While I like that Apple is pushing the iPad a PC replacement – for many people it is (including myself, mostly); I do think that people still using a 5 year old PC are likely to be in the ‘technologically conservative’ camp and will therefore run up against limitations if they tried to use an iPad as a replacement.
For example:
- They may still have an older generation of iPod or MP3 player that needs to sync with a PC.
- They may still buy CDs, and want to rip them so they can play them on such an MP3 player.
- They may want to print things, and seeing as they have a 5-year old PC, they probably don’t have a wireless printer.
- They might own a lot of legacy media such as video tapes and vinyl records. They may want to use a USB conversion device to modernise this media, which won’t be supported on iOS.

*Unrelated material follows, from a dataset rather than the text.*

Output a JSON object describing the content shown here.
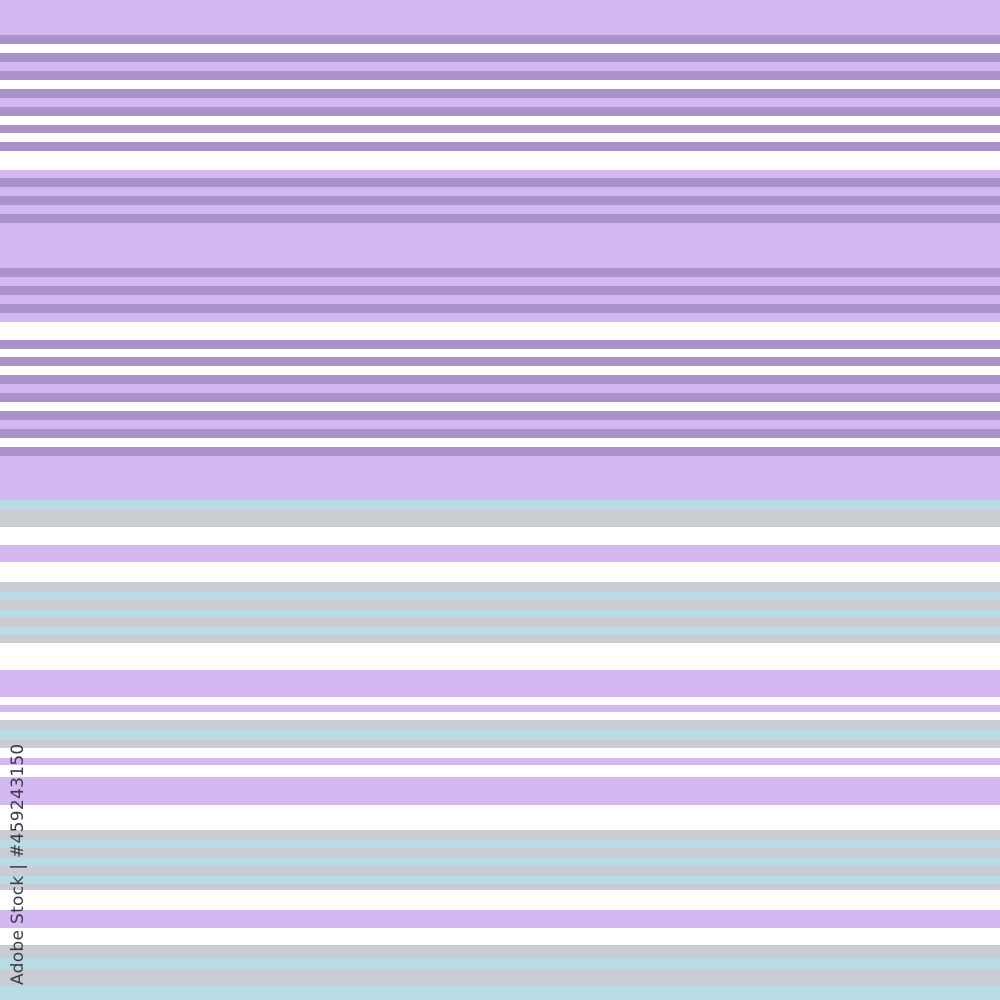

- iPads still need iTunes in the event of an unsuccessful update, although rare, having to drive to an Apple Store or relative’s house to restore an iPad would be very inconvenient.
Not to mention that the cheapest iPad Pro with a keyboard cover is an extraordinary £628.00!
Yes, it has many, many benefits over a PC – low maintenance (the only real maintenance iOS devices require are OS updates and managing the puny amounts of storage they have) – and best of all there’s no antivirus software or other crapware preloaded.
So nice a nice idea, but in reality anyone who hasn’t updated their PC in 5 years probably isn’t going to blow £628.00 on a device that isn’t a dead cert to cover all scenarios. Also I’d expect a £628.00 laptop to have more than 32G of storage.